Hate crime shocks, puzzles
After a dead raccoon is found in a noose at a predominantly black church, community leaders ponder how to respond.
By ABBIE VANSICKLE
Published January 26, 2006
FLORAL CITY - On the day after news of a hate crime at a Floral City church became public, the message from community and faith leaders was the same: This sort of thing doesn't happen here.
"I think it's probably an isolated event," said Bishop Leonard Smith, a religious leader who recently organized the county's Martin Luther King Jr. Day celebration.
Douglas Alexander, pastor of the Church Without Walls, called it the crime of a "flat-out stupid, ignorant person."
"I don't look at it as a hate crime," he said. "I look at it as ignorance."
On Saturday afternoon, someone found a dead raccoon hanging from a hangman's noose on the porch of the Mount Carmel Methodist Church, a predominantly black church, on U.S. 41 just south of the stoplight in Floral City. There was a note with a racist message next to the animal, according to the Citrus County Sheriff's Office.
A spokeswoman for the church said the congregation doesn't wish to comment on the incident, which the Sheriff's Office has designated a hate crime.
A hate crime is defined as "an act committed or attempted by one person or group against another, or their property, that in any way constitutes an expression of hatred toward the victim based on his or her personal characteristics," according to the state Attorney General's Office.
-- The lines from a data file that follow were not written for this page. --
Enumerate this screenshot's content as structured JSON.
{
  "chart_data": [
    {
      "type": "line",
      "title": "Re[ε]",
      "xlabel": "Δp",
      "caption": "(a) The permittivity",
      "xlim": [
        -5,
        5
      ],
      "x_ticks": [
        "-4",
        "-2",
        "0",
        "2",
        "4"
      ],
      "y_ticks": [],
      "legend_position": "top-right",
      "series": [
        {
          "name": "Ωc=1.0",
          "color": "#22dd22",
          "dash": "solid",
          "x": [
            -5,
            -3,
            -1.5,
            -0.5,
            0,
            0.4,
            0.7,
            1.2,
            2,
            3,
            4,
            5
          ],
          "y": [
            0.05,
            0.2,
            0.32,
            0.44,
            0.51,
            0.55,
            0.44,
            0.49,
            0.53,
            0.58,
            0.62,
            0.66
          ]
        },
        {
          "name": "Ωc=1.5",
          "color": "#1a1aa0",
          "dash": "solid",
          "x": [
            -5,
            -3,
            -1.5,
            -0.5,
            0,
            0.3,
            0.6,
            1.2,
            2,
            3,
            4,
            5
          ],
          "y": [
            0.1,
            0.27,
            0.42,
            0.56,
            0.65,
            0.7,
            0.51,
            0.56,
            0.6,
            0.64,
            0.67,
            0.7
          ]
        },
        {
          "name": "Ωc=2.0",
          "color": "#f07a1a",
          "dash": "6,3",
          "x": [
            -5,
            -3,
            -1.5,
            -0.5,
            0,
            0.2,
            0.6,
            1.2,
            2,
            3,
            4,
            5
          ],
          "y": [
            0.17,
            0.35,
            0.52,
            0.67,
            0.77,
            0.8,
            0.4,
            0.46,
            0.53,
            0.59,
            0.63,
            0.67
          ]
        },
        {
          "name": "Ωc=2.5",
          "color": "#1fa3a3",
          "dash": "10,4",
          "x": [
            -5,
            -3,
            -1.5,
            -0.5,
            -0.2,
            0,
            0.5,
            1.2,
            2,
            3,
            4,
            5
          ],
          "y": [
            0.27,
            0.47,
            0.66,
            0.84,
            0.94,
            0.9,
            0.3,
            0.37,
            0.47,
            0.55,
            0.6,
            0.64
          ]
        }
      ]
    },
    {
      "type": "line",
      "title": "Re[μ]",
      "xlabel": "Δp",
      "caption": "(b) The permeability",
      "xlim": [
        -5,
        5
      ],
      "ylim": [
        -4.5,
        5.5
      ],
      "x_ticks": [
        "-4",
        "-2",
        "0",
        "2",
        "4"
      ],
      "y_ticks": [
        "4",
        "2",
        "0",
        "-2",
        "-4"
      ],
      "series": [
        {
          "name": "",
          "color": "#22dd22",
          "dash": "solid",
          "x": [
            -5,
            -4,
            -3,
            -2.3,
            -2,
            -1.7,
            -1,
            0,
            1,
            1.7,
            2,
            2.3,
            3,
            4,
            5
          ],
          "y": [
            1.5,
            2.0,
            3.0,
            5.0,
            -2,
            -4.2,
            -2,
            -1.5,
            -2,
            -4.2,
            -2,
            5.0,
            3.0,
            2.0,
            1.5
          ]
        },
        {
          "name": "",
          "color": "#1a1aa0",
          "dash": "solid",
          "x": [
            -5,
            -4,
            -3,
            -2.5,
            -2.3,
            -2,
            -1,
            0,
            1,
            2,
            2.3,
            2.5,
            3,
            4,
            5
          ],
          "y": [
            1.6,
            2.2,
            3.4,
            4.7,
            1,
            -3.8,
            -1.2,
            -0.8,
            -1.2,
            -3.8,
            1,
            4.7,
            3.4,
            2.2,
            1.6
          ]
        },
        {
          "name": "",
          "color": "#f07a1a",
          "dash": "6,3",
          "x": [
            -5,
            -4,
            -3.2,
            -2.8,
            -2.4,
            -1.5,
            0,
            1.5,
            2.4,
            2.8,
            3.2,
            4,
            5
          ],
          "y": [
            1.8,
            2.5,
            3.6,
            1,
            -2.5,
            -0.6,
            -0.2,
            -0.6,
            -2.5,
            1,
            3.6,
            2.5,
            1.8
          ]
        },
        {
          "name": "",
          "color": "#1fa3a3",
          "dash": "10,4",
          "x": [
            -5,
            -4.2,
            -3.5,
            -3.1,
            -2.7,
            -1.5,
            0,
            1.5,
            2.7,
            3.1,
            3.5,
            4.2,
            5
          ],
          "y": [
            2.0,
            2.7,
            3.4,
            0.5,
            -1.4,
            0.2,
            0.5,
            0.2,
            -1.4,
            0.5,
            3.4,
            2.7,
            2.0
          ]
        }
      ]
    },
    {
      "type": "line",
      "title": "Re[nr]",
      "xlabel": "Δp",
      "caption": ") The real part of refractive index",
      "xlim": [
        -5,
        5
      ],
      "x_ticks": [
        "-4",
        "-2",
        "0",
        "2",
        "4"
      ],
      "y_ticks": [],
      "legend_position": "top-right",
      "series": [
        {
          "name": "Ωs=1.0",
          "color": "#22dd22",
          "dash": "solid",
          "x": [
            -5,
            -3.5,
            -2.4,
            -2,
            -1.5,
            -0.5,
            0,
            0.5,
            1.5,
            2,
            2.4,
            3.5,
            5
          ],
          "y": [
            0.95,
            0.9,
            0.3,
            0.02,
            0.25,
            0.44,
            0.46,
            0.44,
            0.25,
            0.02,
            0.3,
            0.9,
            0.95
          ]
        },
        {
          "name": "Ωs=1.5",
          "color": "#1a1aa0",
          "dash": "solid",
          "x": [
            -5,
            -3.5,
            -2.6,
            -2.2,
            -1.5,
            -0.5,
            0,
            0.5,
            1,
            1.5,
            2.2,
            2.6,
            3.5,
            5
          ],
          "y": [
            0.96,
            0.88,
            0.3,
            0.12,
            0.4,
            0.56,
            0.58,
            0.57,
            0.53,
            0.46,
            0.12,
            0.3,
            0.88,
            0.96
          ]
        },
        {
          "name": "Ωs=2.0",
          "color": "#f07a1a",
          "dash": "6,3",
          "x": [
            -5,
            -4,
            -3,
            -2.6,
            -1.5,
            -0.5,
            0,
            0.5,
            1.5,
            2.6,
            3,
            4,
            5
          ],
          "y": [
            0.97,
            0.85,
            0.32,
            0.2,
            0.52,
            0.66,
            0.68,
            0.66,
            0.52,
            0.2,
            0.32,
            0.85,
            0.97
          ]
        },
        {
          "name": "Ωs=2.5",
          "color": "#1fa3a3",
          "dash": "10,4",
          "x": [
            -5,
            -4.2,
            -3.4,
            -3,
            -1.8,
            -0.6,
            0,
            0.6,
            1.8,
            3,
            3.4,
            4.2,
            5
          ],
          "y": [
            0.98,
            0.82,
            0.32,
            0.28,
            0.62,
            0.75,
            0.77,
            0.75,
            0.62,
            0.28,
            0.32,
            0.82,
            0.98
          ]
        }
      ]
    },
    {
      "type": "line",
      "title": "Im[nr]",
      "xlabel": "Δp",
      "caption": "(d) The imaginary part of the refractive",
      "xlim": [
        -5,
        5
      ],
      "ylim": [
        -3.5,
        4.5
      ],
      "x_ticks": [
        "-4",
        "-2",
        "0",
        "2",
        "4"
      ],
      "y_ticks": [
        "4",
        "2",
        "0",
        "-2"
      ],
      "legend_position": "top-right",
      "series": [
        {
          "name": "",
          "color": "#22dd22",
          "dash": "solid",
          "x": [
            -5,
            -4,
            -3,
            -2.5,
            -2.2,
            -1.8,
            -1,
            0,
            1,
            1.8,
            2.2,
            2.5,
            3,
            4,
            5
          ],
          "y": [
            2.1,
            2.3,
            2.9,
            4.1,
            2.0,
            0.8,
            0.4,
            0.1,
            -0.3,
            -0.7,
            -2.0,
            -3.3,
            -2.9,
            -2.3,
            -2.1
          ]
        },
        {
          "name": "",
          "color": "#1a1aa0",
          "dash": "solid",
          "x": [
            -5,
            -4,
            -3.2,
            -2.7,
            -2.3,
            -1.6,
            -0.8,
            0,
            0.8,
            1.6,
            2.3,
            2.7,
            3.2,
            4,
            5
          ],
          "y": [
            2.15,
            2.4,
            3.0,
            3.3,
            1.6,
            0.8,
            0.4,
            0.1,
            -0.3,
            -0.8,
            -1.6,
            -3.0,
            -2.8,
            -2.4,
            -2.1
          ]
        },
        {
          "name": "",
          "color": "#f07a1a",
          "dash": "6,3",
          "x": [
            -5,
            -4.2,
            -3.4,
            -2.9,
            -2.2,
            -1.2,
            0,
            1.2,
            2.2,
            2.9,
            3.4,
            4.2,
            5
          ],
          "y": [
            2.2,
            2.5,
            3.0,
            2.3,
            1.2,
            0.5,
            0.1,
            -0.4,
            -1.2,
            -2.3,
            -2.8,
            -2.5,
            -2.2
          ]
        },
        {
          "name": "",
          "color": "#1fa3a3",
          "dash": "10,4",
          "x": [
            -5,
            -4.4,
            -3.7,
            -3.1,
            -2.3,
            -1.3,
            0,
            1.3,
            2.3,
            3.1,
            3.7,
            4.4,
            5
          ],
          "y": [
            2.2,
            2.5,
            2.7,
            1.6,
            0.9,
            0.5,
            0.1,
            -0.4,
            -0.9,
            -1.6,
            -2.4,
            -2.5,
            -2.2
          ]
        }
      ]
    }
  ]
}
Community members were stunned and disgusted by the crime. All were adamant that crimes of racial hatred aren't a common occurrence in Citrus County.
"This is shocking news and very unlike this community," said Marcia Beasley, chairwoman of the Floral City Heritage Council. "To me, it sounds like some outsider."
Because Floral City isn't incorporated and doesn't have a civic association, Beasley said she didn't know what organized response, if any, would arise among the residents.
Both Alexander and Smith said they didn't know what the religious community would do to combat the crime.
Alexander, who grew up in Citrus County, said he didn't remember anything like this happening.
"That same person has got to face God for what they've done," he said. "We've never had a problem like that . . . even in the integration of schools."
Hate crimes have occurred in Citrus County, though, according to the state Attorney General's Office.
Since 1994, there have been 16 crimes designated as hate crimes. The most recent was reported in Inverness in April 2005, when a black man found a note in his mailbox that contained a racial epithet and a drawing of a person who had been hanged, said sheriff's spokeswoman Gail Tierney.
Statewide, hate crimes were up by more than 21 percent in 2004 from the previous year, according to the office. There were 334. Statistics for 2005 were not yet available from the office's Web site.
Perhaps the most high-profile local hate crime in recent years was the 1996 beating of a former Miss Citrus County, a white woman, and her boyfriend, a black man.
In March 1996, Amy Fallon, then 21, and her boyfriend, Robert Crowell, also 21, were attacked at Southside Harry's Bar and Grill. Witnesses said a group of about nine men and women sitting at a nearby table began insulting Crowell for dating a white woman.
Fallon and Crowell were beaten and kicked on their faces and heads. Crowell suffered the worst injuries, including a concussion, which required staples in his head after being smashed with a beer mug.
Chessley Yearwood, a 57-year-old Hernando County man, was later convicted of aggravated battery with great bodily harm in connection with the beatings and sentenced to the harshest penalty allowed: five years in state prison. Yearwood is currently on probation for the crime, according to the state Department of Corrections.